Nachtarbeit ist natürlich auch anstrengend, aber man ist einfach nicht auf der Höhe, mitzubekommen, dass man gerade ausgebeutet wird wie alle anderen auch, weil normalerweise würde man nachts eh schlafen und Teile von einem tun das auch. Nachts zu arbeiten bedeutet ein Leben voller Ausreden und ohne schlechtes Gewissen. Man kann so lange schlafen wie man will, kann immer sagen “Ich habe die ganze Nacht gearbeitet”, was beeindruckender klingt, als “Ich habe den ganzen Tag gearbeitet” (wow, wie außergewöhnlich) und sieht die Welt als wäre sie auf den Kopf gestellt.

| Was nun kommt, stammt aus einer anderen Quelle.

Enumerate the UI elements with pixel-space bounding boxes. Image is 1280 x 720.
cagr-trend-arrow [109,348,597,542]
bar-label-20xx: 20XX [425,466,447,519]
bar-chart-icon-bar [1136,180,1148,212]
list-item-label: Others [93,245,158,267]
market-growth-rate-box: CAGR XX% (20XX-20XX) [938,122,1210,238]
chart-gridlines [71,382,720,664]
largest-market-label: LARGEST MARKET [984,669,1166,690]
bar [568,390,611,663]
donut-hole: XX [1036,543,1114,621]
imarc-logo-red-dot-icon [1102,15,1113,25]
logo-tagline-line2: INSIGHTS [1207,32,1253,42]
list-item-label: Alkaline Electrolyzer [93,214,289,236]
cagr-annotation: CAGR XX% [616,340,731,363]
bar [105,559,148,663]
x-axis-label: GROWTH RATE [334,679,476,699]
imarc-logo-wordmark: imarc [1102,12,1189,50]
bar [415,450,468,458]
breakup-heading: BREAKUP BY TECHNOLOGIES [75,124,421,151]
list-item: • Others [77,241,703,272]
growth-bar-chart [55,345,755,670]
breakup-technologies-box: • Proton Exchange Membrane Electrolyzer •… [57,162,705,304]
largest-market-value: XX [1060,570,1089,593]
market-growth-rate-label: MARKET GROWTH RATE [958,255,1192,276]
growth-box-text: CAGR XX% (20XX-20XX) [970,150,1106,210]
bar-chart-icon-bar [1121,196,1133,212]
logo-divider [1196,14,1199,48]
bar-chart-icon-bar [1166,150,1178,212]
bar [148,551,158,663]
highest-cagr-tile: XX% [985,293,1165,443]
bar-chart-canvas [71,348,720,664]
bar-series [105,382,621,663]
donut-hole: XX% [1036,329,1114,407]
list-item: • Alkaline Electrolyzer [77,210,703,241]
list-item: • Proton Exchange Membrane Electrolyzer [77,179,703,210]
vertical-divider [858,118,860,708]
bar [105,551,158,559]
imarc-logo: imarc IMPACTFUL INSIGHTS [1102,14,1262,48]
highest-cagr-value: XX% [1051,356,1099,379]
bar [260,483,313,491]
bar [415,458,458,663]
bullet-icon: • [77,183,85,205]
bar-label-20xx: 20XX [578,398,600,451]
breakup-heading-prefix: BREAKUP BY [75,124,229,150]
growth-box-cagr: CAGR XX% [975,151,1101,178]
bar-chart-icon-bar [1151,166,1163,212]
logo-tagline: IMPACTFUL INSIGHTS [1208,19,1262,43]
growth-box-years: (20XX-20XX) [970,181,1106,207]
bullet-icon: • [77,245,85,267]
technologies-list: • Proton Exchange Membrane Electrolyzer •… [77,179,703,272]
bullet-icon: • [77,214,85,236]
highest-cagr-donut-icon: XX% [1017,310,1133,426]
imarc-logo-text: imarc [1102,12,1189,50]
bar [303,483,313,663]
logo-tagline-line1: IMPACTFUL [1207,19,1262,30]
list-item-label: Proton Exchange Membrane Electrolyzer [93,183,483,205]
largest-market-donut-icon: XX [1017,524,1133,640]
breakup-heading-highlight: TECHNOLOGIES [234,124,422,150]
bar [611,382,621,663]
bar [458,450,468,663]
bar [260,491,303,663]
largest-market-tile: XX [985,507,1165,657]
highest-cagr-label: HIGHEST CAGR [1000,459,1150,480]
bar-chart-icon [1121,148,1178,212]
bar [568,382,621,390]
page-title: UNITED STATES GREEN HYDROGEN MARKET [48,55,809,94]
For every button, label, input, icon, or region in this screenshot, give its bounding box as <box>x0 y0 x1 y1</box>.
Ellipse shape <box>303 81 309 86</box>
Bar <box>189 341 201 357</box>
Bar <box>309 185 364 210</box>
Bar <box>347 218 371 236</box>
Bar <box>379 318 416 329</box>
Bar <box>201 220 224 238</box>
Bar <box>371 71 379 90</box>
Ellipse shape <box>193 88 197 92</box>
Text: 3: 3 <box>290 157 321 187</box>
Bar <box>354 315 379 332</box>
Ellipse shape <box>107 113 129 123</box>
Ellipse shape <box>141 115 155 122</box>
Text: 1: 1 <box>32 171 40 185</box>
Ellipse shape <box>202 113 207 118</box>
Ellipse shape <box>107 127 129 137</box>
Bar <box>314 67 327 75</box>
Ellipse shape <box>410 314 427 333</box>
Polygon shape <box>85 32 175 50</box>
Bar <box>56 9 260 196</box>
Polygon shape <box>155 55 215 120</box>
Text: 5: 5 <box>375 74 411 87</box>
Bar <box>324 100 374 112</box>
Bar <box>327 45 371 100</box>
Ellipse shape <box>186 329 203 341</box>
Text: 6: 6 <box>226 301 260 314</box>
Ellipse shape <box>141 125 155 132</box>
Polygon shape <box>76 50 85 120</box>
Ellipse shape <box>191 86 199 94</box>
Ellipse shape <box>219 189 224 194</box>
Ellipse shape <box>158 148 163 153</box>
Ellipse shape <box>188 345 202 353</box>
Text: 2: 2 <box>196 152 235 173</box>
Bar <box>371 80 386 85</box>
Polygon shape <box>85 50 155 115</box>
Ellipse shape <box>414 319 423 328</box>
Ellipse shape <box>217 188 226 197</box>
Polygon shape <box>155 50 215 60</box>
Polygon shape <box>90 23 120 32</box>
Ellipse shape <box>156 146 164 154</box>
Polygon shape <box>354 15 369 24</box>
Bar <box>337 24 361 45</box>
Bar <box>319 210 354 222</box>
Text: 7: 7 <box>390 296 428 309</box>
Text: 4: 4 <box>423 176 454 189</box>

Wach sein, wenn andere schlafen, schlafen, wenn andere leben.
Ich träume von einer Welt, die auch für Nachtarbeitende eingerichtet ist. Es gäbe spezielle Plätze in Bahnen, damit man nicht mit den Besoffenen konfrontiert wird. Mit denen, die auf Arbeit fahren, wenn man selbst gerade von selbiger kommt, konfrontiert man sich gern, weil es ein geiles Gefühl ist, dass man den Scheiß schon hinter sich hat. In der Nachtarbeiterwelt hätten Fressläden immer auf, dann könnte man noch fix einkaufen, sich selbst überraschen und sich etwas Leckeres neben das Bett legen für das morgendliche 15 Uhr. Behördenkram könnte man auch direkt erledigen, aber Nachtarbeitende erledigen in der Regel keinen Behördenkram, weil sie ihr Leben nicht im Griff haben. Bei bestimmten Jobs kann man auch saufen “während der Arbeitszeit” und da kommt die liebe Gastro ins Spiel.
Ich arbeite am liebsten in Clubs. Hallo, ich bins, die Garderobenfrau. Neben Sauferei (falls erlaubt) bedeutet das: Mehr Lohn, Trinkgeld (wenig, aber in guten Läden wird unter allen aufgeteilt), beschissen aussehen dürfen und rabiater Umgang mit fiesen Gästen. Nach einem Jahr in diesem Job wusste ich auch endlich, dass man “Garderobe” mit zwei “r” schreibt. Bei meiner ersten Schicht rannte ich heulend raus, weil Gäste zu ihren Jacken wirklich ein weirdes, emotionales Verhältnis haben, was sie durch Nerverei, Drohungen, Beleidigungen und sogar Gewalt zum Ausdruck bringen und das konnte ich wirklich nicht ahnen. Eine Kollegin faltete die Arschlöcher damals auf beeindruckende Weise zusammen und ich wollte wie sie sein. Heute tut ich das, aber dafür brauchte es ein wenig.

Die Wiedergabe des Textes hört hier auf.